National advantage is the term used to refer to the factors that set each country apart, and determine the success and dominance of their businesses in a global market. The elements that determine this advantage can be both inherited and created. Companies that choose to employ the Porter Diamond in crafting corporate strategy may experience increased innovation and revenue.
The four points of the diamond are: factor conditions, related and supporting industries, demand conditions, and firm strategy. Each of these relates to another, causing the entire structure to reinforce itself. As each aspect is improved upon, the other three quadrants are each positively affected respectively.
Factor conditions are the geographical advantages and disadvantages with which a company must contend. These may include natural resources, skilled labor, and government oversight, among others.

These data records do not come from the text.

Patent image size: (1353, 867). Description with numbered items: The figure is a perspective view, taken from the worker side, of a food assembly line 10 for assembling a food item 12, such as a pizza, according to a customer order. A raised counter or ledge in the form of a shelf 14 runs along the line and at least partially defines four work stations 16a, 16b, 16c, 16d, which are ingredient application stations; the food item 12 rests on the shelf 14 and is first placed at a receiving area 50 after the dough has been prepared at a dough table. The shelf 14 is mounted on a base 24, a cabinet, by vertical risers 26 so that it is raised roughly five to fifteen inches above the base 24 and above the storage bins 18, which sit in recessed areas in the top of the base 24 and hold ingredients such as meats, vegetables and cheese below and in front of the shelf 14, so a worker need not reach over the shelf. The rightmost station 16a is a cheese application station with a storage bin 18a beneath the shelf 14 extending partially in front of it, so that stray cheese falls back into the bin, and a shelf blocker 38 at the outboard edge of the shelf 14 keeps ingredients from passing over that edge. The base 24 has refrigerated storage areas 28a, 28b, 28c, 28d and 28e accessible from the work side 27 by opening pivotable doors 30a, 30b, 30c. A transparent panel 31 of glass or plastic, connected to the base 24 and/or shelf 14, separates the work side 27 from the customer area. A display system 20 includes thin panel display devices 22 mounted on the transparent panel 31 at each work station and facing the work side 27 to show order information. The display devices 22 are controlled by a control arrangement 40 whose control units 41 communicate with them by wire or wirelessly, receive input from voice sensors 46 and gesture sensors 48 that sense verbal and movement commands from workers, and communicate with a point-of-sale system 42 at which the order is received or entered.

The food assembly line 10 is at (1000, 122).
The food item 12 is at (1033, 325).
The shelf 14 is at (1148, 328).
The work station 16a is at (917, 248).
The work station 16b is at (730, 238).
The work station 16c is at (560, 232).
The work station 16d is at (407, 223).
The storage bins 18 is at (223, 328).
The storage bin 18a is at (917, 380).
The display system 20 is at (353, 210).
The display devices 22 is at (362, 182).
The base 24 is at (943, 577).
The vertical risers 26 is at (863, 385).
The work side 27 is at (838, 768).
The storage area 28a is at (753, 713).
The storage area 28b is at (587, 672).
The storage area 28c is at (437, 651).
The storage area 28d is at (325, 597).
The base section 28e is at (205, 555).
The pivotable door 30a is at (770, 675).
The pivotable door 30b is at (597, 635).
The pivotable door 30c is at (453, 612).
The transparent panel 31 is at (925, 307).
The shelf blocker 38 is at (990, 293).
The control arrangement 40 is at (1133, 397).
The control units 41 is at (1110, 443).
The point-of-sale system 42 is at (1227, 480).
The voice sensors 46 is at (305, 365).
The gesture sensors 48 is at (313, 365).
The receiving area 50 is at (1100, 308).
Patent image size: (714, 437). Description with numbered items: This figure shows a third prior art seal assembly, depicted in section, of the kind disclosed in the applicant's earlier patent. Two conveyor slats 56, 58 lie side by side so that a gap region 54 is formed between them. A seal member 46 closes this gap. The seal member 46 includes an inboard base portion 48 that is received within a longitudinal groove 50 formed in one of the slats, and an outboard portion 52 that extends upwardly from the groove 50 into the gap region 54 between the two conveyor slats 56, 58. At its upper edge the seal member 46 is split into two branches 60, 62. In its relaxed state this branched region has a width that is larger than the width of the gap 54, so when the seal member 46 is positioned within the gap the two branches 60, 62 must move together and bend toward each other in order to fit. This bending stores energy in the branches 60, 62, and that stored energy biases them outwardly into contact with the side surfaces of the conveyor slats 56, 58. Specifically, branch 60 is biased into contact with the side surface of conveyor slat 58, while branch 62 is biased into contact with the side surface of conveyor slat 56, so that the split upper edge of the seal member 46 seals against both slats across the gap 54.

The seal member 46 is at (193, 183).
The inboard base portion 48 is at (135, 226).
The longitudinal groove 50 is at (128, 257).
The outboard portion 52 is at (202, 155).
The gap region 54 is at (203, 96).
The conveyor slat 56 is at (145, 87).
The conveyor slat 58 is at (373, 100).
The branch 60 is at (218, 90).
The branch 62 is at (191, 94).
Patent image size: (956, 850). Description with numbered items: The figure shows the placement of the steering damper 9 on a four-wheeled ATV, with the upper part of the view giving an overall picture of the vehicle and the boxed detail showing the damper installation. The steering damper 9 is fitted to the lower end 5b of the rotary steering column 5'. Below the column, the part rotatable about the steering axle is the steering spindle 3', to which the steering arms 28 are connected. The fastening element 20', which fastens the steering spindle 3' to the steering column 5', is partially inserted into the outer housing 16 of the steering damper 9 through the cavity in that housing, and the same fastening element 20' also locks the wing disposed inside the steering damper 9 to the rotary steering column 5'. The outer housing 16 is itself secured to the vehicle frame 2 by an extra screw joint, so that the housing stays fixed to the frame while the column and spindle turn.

Companies that wish to create and sell a product that requires a resource that is scarce in their country may be forced to overcome that limitation through innovation. This creativity can include material goods and employees.
One example of this is a company that refines and sells oil, and operates in the Middle East, which would have a tremendous advantage in the gasoline market over a company attempting the same work in a country with limited access to petroleum. That second company could then choose to innovate and create an alternative fuel source to gasoline, drawing upon resources to which that company already has access.
All companies that interact in some way with the primary business, whether through hiring staff or selling component materials, fall under the Porter diamond category of related and supporting industries. They can either improve or damage the primary corporation through their own competitive advantage and global strategies. In the example of the company that begins to manufacture alternative fuel sources for cars, the related industries could include the factory that mines the components of that source, and the auto-maker that chooses to base its next car around that alternative source. Strong supporting industries increase a country's national advantage.
The final two components of the Porter diamond are demand conditions and firm strategy, both of which are influenced by local business circumstances. Demand conditions is used to refer to the quality of the local market in which a business operates. Companies that offer products in high demand locally tend to manufacture and market them more expertly than companies attempting to import them. The company manufacturing an alternative auto fuel source will typically work harder on perfecting that technology when the cars that use that new source are created and sold in that company's home country. That company will often experience global advantage over other makers of similar fuel sources, due to the attention devoted to the product in its initial phases.
Firm strategy includes all aspects of the company's internal structure and its external rivals. The structure of a business is often determined by the social conventions of the country in which it is created. Japanese companies, for instance, may value honor and a collective, or team, mentality. Local rivalry can also serve to improve the quality of the product being manufactured and sold.